Mamy ich kilka rodzajów. Jest szeregowy szturmowiec, jest koleś z wyrzutnią rakiet, są samobójcy rodem z Serious Sama (tylko się tak nie drą), są lewitujące zombie rzucające w nas elementami otoczenia… Jest z kim walczyć i nawet na opancerzonego gościa z granatnikiem znajdzie się patent, jak z nim szybko skończyć. I to na kilka sposobów.

Mamy do dyspozycji jeden jedyny pistolet, który potrafi się przemieniać w zależności od trybu strzału. W miarę progresowania odblokowujemy wariant strzelby, pistoletu maszynowego, a nawet wyrzutni rakiet. I choć samo strzelanie jest soczyste, to nie z broni palnej korzystałem tu najchętniej.

Najciekawszym elementem walki są w Control supermoce, z których można wymienić rzucanie przedmiotami, tarczę z elementów otoczenia, przejęcie przeciwnika oraz lewitację. Możemy również zdobyć bardziej rozbudowane warianty tych mocy, na przykład możliwość rzucenia trzema przedmiotami naraz lub „szarża” z uniesioną tarczą.

Przez mniej więcej połowę gry możemy w miarę łatwo siedzieć na rzyci za osłoną i ostrzeliwać się klasycznie. Tylko gdzie tu zabawa, skoro możemy wyfrunąć w powietrze, przydzwonić jednemu grenadierowi wózkiem widłowym, drugiemu gaśnicą, a trzeciemu tym pierwszym grenadierem.

Jeśli miałbym wskazać jeden jedyny element, dla którego warto Control ograć/sprawdzić, jest to właśnie system walki. Jest on bardzo odświeżający po powolnym, ciężkim shooterze, jakim był Alan Wake. W Quantum Break nie grałem.

I choć nie przepuściłem żadnej okazji, by porzucać w przeciwników stołami/krzesłami, tak niektóre zadania/starcia były dosyć monotonne. Mamy wśród nich Alerty Biura, które są losowymi potyczkami z siłami Syfu Syku (tak się nazywa to czerwone, co opętuje).

Generowane są średnio co pół godziny i każą nam latać po losowych pomieszczeniach biura. Nie powiem, były fajne, lecz po dwudziestu godzinach stały się powtarzalne jak piosenki Ace of Base.

 

Nieład artystyczny.

Nieład artystyczny.

 

Za to większość zadań pobocznych (głównych też) jest całkiem spoko. Nie jest ich za wiele – liczbowo można to porównać do Darksiders 2 – ale są całkiem rozbudowane. Jednym z moich ulubionych było znajdowanie Zmienionych Przedmiotów i ich od-opętywanie. Każdy taki fant był inny, wymagał innej techniki od-opętywania i stanowił inne wyzwanie.

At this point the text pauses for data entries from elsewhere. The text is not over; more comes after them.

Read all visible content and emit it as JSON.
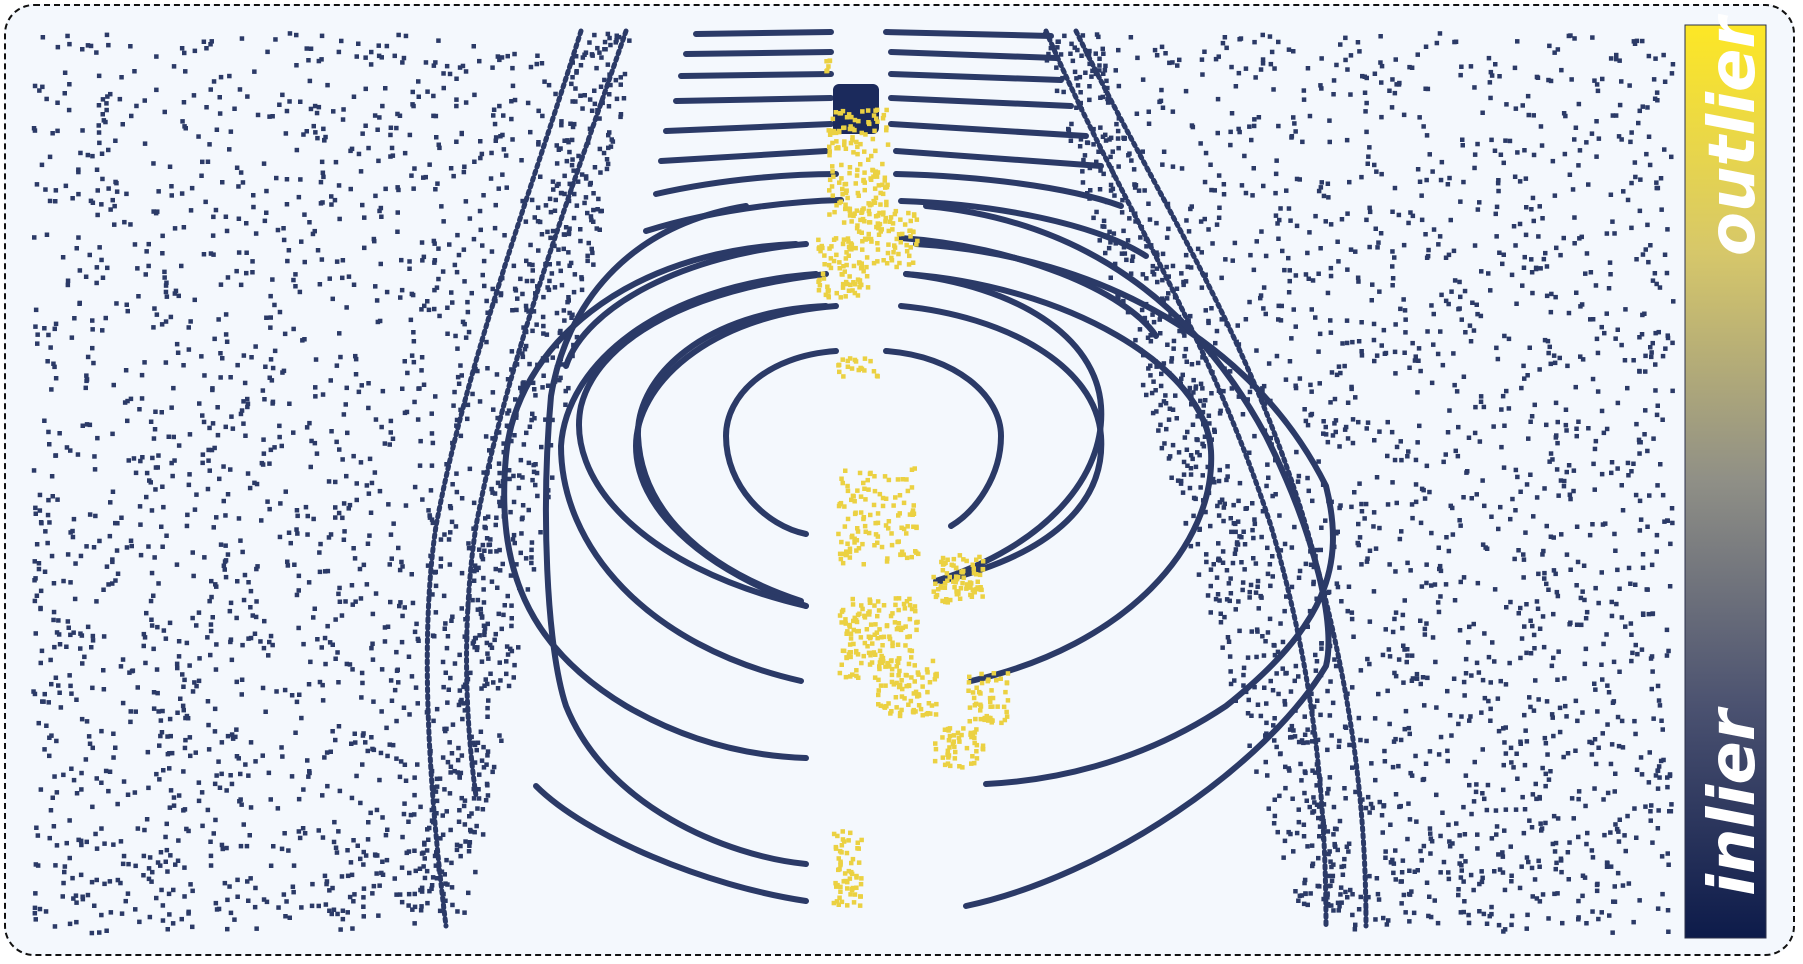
{
  "colors": {
    "background": "#f4f8fd",
    "inlier": "#2b3a67",
    "outlier": "#ebd142",
    "colorbar_top": "#fde725",
    "colorbar_mid": "#8f8f86",
    "colorbar_bottom": "#0d1b4a"
  },
  "colorbar": {
    "top_label": "outlier",
    "bottom_label": "inlier"
  },
  "scene": {
    "description_icon": "lidar-point-cloud",
    "ring_count": 8
  }
}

Misje główne, choć gameplayowo nie odstawały od reszty, też były ciekawe, gdyż za każdym razem kierowały nas w inne, nieodkryte miejsce. A jest wśród nich kilka perełek, które zapamiętam na długo. Jedna z nich zasługuje na szczególną uwagę oraz ostrzeżenie przed spoilerami. Te – jak zwykle – na końcu*.

Choć wśród aktorów nie dojrzałem wielu znanych nazwisk (poza Jamesem McCaffreyem, głosem Maksa Payne’a), moim zdaniem spisali się oni na medal. Wspomniany James McCaffrey jest weteranem, lecz zagrał tak, że nie poznałem, że to Payne.

Za to Matthew Porretta w roli doktora Darlinga – rewelacja! Polecam oglądać wszystkie prezentacje naukowe, jakie znajdziecie w grze. No i zagrał tak, że nie poznałem, że to Wake. Pozostali aktorzy również mieli kolosalny wpływ na to, że grane przez nich postacie nie były papierowymi makietami/kukiełkami.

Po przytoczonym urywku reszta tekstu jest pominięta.